Cited 32 times since 2005 (1.6 per year) source: EuropePMC Clinical cancer research : an official journal of the American Association for Cancer Research, Volume 11, Issue 4, 1 1 2005, Pages 1504-1511 Phase I pharmacokinetic, food effect, and pharmacogenetic study of oral irinotecan given as semisolid matrix capsules in patients with solid tumors.
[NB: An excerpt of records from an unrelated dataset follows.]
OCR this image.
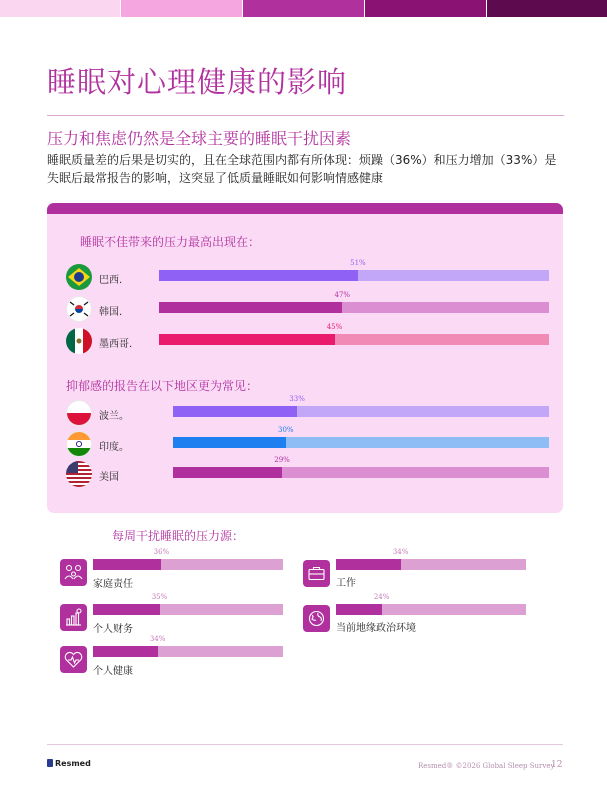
睡眠对心理健康的影响
压力和焦虑仍然是全球主要的睡眠干扰因素
睡眠质量差的后果是切实的，且在全球范围内都有所体现：烦躁（36%）和压力增加（33%）是失眠后最常报告的影响，这突显了低质量睡眠如何影响情感健康
睡眠不佳带来的压力最高出现在：
巴西.
51%
韩国.
47%
墨西哥.
45%
抑郁感的报告在以下地区更为常见：
波兰。
33%
印度。
30%
美国
29%
每周干扰睡眠的压力源：
家庭责任
36%
个人财务
35%
个人健康
34%
工作
34%
当前地缘政治环境
24%
Resmed	Resmed® ©2026 Global Sleep Survey
12
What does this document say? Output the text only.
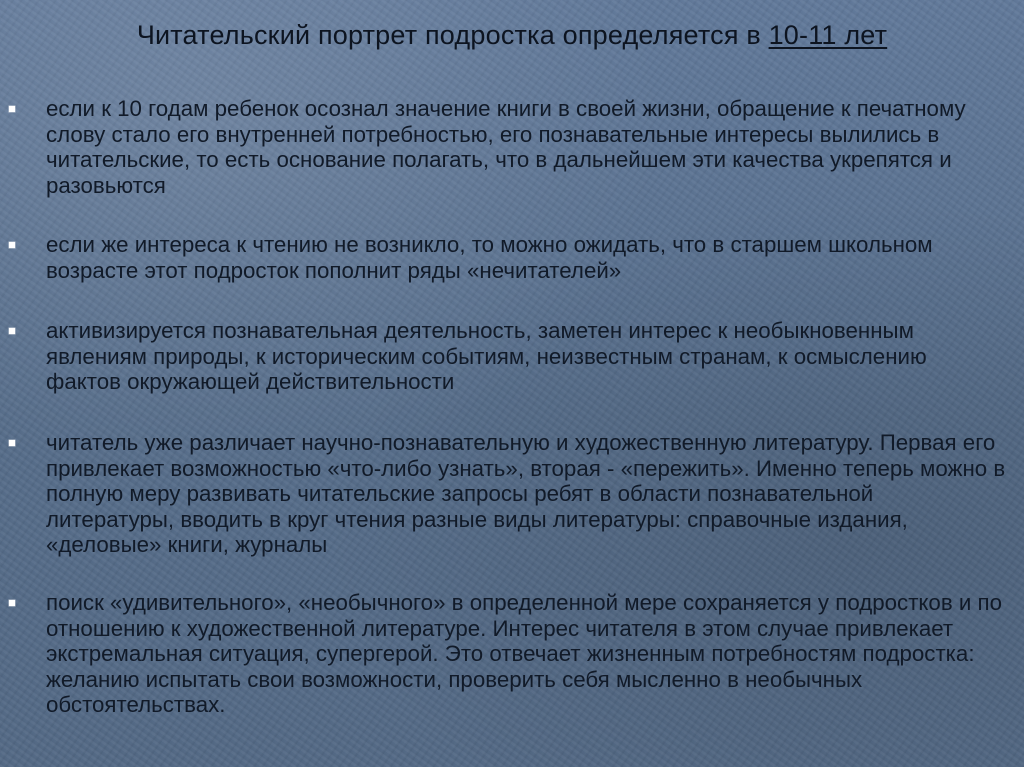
Читательский портрет подростка определяется в 10-11 лет
если к 10 годам ребенок осознал значение книги в своей жизни, обращение к печатному слову стало его внутренней потребностью, его познавательные интересы вылились в читательские, то есть основание полагать, что в дальнейшем эти качества укрепятся и разовьются
если же интереса к чтению не возникло, то можно ожидать, что в старшем школьном возрасте этот подросток пополнит ряды «нечитателей»
активизируется познавательная деятельность, заметен интерес к необыкновенным явлениям природы, к историческим событиям, неизвестным странам, к осмыслению фактов окружающей действительности
читатель уже различает научно-познавательную и художественную литературу. Первая его привлекает возможностью «что-либо узнать», вторая - «пережить». Именно теперь можно в полную меру развивать читательские запросы ребят в области познавательной литературы, вводить в круг чтения разные виды литературы: справочные издания, «деловые» книги, журналы
поиск «удивительного», «необычного» в определенной мере сохраняется у подростков и по отношению к художественной литературе. Интерес читателя в этом случае привлекает экстремальная ситуация, супергерой. Это отвечает жизненным потребностям подростка: желанию испытать свои возможности, проверить себя мысленно в необычных обстоятельствах.
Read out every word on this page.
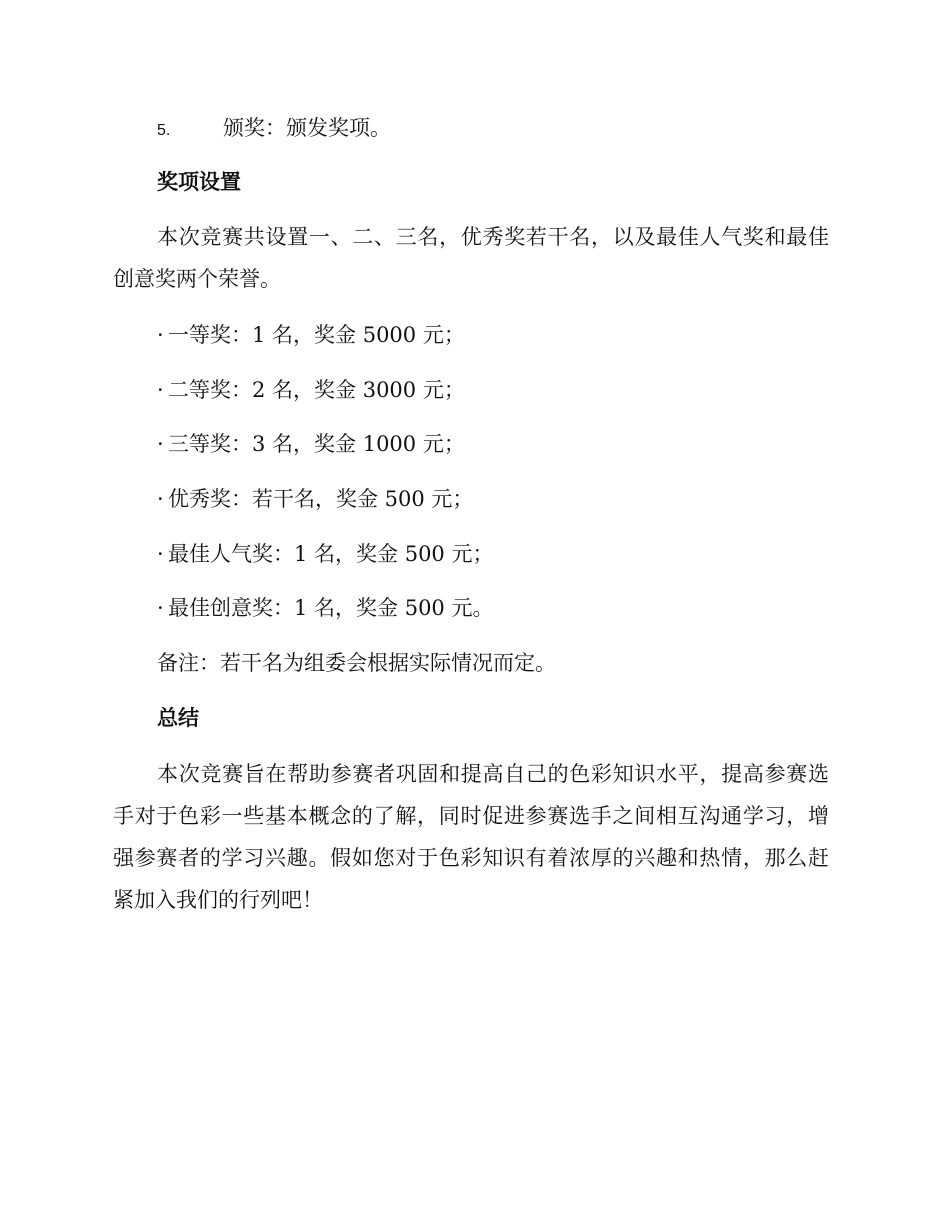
5.	颁奖：颁发奖项。
奖项设置
本次竞赛共设置一、二、三名，优秀奖若干名，以及最佳人气奖和最佳
创意奖两个荣誉。
· 一等奖：1 名，奖金 5000 元；
· 二等奖：2 名，奖金 3000 元；
· 三等奖：3 名，奖金 1000 元；
· 优秀奖：若干名，奖金 500 元；
· 最佳人气奖：1 名，奖金 500 元；
· 最佳创意奖：1 名，奖金 500 元。
备注：若干名为组委会根据实际情况而定。
总结
本次竞赛旨在帮助参赛者巩固和提高自己的色彩知识水平，提高参赛选
手对于色彩一些基本概念的了解，同时促进参赛选手之间相互沟通学习，增
强参赛者的学习兴趣。假如您对于色彩知识有着浓厚的兴趣和热情，那么赶
紧加入我们的行列吧！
Soepenberg O, Dumez H, Verweij J, de Jong FA, de Jonge MJ, Thomas J, Eskens FA, van Schaik RH, Selleslach J, Ter Steeg J, Lefebvre P, Assadourian S, Sanderink GJ, Sparreboom A, van Oosterom AT
Purpose
To characterize the maximum-tolerated dose, recommended dose, dose-limiting toxicities (DLT), pharmacokinetic profile, and food effect of orally administered irinotecan formulated as new semisolid matrix capsules.
Experimental design
Irinotecan was given orally in fasted patients once daily for 5 consecutive days and repeated every 3 weeks. Patients were randomly assigned to take the drug along with a high-fat, high-calorie breakfast for the administration at day 1 of the first or second cycle. Dosages tested were 70 and 80 mg/m(2)/day.
Results
Twenty-five patients received 101 cycles of therapy (median two cycles, range 1-15). During the first cycle, grade 3 delayed diarrhea and grade 3 fever were the DLTs at the dosage of 80 mg/m(2)/day in three out of five patients. Hematologic and nonhematologic toxicities were mild to moderate. Exposure to the active metabolite SN-38 was relatively high compared with i.v. infusion, but no relevant accumulation was observed. Food had no significant effect on irinotecan pharmacokinetics. One confirmed partial remission and 10 disease stabilizations were observed in previously treated patients. No association was found between the UGT1A1*28 genotype and the risk of severe irinotecan-induced toxicity.
Conclusions
For oral irinotecan, a dose of 70 mg/m(2)/day for 5 consecutive days every 3 weeks is recommended for further studies. Delayed diarrhea was the main DLT, similar to that observed with intravenously administered irinotecan. This study confirms that oral administration of irinotecan is feasible and may have favorable pharmacokinetic characteristics.